Many people think that affirmations are pointless, but for me, they are motivational and help me to remain positive. It is easy to be consumed with negative thoughts and expect the worst will happen when being pregnant after loss; after all, the worst has happened before. Affirmations help to fight anxiety that is created by negative thoughts. Anxiety is the act of stressing over what can go wrong. Affirmations are there to combat those thoughts as you go about your day.

 I remember telling myself “God will not withhold good things from me. And my child is a good and perfect gift from God”. I also wrote out the following scripture and taped it to my bathroom mirror; Psalms 113:9, “He settles the childless woman in her home as a happy mother of children. Praise the Lord!”. I told myself everyday that I would carry my child full term,  have a healthy delivery, and a healthy child. Speaking this out loud helped to drown out the sound of my thoughts and make me think positive. I said these affirmations daily until I believed it in my heart. By the second trimester, my anxiety was gone and I was enjoying my pregnancy. Click here to download my 5 affirmations for Pregnancy After Loss https://mailchi.mp/02775ea27738/miscarriage-gifts-healing-recovery-5-affirmations-of-hope-when-trying-to-get-pregnant .

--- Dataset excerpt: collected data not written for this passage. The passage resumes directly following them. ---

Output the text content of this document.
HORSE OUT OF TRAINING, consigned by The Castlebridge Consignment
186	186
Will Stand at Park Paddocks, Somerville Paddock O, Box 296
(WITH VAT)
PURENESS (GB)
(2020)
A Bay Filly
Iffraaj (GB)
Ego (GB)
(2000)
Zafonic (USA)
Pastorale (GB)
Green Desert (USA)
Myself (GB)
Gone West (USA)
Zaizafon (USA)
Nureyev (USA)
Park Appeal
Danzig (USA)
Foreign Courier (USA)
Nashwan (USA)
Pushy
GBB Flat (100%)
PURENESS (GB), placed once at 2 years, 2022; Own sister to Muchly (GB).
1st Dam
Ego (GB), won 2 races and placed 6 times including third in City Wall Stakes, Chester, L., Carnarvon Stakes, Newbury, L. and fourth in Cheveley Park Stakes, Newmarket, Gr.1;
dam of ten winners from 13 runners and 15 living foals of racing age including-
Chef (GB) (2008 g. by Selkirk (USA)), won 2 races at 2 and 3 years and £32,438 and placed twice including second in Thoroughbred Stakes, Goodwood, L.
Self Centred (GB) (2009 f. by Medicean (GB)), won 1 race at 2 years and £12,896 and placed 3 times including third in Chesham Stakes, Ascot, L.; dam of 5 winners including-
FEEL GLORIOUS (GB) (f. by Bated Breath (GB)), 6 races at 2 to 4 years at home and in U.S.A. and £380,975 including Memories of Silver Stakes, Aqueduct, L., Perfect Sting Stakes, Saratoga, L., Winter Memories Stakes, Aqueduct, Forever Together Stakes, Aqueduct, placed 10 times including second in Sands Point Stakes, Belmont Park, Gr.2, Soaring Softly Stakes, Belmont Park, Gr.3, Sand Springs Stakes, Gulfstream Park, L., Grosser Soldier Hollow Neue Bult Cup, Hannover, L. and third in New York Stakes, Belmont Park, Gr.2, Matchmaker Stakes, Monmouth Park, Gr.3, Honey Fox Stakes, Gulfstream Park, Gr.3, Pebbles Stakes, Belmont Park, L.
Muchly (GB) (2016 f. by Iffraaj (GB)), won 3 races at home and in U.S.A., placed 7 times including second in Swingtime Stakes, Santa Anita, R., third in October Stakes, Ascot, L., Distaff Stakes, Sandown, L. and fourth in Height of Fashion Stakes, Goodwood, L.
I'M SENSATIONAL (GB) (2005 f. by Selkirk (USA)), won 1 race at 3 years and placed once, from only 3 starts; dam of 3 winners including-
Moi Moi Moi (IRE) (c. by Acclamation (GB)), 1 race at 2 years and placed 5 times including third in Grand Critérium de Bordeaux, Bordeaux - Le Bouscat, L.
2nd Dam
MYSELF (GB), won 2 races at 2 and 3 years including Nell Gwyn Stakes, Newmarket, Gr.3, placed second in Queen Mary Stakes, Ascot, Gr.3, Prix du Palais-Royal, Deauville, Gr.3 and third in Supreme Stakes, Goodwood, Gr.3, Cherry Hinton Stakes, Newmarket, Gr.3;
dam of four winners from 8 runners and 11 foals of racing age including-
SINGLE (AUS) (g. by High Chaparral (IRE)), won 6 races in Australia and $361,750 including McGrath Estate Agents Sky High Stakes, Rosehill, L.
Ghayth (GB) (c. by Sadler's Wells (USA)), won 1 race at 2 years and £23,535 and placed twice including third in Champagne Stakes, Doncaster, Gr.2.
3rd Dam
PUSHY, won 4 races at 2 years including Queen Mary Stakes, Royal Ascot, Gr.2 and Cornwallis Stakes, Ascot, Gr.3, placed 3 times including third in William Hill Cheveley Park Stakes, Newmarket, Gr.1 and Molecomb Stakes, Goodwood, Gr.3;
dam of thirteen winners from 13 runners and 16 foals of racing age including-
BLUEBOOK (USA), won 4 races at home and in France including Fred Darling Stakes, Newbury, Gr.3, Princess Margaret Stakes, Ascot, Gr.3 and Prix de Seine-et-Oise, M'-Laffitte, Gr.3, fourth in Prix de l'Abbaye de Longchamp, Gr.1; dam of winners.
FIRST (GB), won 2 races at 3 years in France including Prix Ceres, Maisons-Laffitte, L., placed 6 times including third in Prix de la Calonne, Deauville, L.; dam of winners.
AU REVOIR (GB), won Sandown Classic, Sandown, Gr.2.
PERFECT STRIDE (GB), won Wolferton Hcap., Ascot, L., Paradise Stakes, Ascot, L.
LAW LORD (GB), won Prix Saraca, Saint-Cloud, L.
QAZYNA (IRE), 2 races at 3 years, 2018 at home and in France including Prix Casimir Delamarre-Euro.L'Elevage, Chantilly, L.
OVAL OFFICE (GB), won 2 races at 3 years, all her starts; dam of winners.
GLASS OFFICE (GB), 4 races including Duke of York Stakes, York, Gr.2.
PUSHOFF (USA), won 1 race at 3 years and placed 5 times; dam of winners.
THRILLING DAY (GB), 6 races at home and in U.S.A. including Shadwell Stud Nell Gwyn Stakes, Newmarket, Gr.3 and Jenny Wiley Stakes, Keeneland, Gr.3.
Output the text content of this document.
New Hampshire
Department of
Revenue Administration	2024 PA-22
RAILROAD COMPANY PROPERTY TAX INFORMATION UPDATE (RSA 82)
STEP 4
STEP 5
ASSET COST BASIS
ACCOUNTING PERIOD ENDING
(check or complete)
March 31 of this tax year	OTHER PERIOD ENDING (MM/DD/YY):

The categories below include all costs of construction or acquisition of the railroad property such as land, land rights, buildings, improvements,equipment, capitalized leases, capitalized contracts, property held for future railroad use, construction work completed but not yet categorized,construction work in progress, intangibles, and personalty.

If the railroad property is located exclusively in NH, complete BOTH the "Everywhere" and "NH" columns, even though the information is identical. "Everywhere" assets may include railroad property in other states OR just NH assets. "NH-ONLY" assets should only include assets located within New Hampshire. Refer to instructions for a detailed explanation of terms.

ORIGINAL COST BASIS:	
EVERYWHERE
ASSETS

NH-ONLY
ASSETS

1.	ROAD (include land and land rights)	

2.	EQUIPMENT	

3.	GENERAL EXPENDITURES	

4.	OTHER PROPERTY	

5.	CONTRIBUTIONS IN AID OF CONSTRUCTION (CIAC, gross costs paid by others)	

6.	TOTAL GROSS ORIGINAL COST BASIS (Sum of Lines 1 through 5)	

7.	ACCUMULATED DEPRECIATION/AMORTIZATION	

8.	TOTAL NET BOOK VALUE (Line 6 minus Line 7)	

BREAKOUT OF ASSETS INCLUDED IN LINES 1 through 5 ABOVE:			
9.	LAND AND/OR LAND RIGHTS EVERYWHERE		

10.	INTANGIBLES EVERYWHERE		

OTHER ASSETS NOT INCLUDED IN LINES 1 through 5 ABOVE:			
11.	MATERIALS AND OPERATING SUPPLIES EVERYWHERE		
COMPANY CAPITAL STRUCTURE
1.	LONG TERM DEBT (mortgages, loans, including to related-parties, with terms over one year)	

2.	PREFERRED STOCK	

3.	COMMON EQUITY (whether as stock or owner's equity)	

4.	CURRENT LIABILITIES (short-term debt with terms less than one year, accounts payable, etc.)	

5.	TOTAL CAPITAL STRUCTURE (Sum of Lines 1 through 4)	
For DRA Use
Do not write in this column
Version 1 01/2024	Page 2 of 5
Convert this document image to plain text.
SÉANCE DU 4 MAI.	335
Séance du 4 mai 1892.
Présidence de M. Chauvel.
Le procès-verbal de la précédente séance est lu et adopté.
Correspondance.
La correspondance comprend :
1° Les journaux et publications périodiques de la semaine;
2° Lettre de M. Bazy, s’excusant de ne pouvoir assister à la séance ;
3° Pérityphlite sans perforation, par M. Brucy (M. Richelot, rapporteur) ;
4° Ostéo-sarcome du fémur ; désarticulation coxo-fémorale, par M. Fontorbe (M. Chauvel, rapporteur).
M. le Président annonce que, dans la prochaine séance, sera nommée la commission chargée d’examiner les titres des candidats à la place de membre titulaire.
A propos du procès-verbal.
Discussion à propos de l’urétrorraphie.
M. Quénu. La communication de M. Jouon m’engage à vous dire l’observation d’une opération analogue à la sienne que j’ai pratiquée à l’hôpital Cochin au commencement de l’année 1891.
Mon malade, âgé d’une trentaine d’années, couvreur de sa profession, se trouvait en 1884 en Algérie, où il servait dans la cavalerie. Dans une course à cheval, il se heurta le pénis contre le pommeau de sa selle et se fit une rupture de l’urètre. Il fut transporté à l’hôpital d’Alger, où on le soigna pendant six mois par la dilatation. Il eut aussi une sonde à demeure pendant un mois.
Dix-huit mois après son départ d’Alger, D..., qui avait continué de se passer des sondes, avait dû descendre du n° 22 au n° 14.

4. Surround Yourself with Supportive People

Miscarriages create a lonely and empty feeling for women. I was comforted by my spouse, parents, siblings, and friends during my loss, but my pain was still great. I was overjoyed to learn that I was pregnant again, but at the same time, I was scared. My support group knew what I had been through and were ecstatic for me. My anxiety about experiencing another loss was non-existent in the presence of my support system because their energy and actions were so positive. While with them, I only focused on great outcomes for this pregnancy so negative thoughts didn’t have a chance to creep into my mind. My support system not only helped me to keep a positive mindset, but they helped me to create joyful memories and enjoy my pregnancy beyond what I expected. It’s ok to allow others to help you through hard times. I encourage you to be around people who are excited for you and will overwhelm you with “best case” scenarios.

5. Prepare for your Baby

This one may be hard for many, but it is a natural part of the pregnancy experience. For mothers carrying a rainbow baby, seeing a physical item for your baby makes the experience even more real. I began to buy items for my child during my third trimester and prepared for her to come home, despite the fact that this was a pregnancy after loss. I created space in my home and envisioned myself taking care of my baby. I made the mental shift to become a mother who had physically present children, as I purchased baby items, and joyfully awaited my delivery.

woman stress free, reduce anxiety during pregnancy after loss

 

Photo by Jill Wellington on Pexels.com

Meditating, exercising, speaking affirmation, surrounding myself with supportive people, and preparing space for my baby helped me to alleviate the anxiety that stressed me during my pregnancy after loss. My affirmations came true as I had a safe delivery and a healthy rainbow baby. Miscarriages are painful and pregnancy loss can cause lingering anxiety, but the tips above can help to reduce the anxiety that it brings. It takes work to overcome anxiety, but it is worth it to have a joyful pregnancy filled with happy memories. My prayer is that you are able to honor the baby in your heart, but still celebrate the baby in your belly.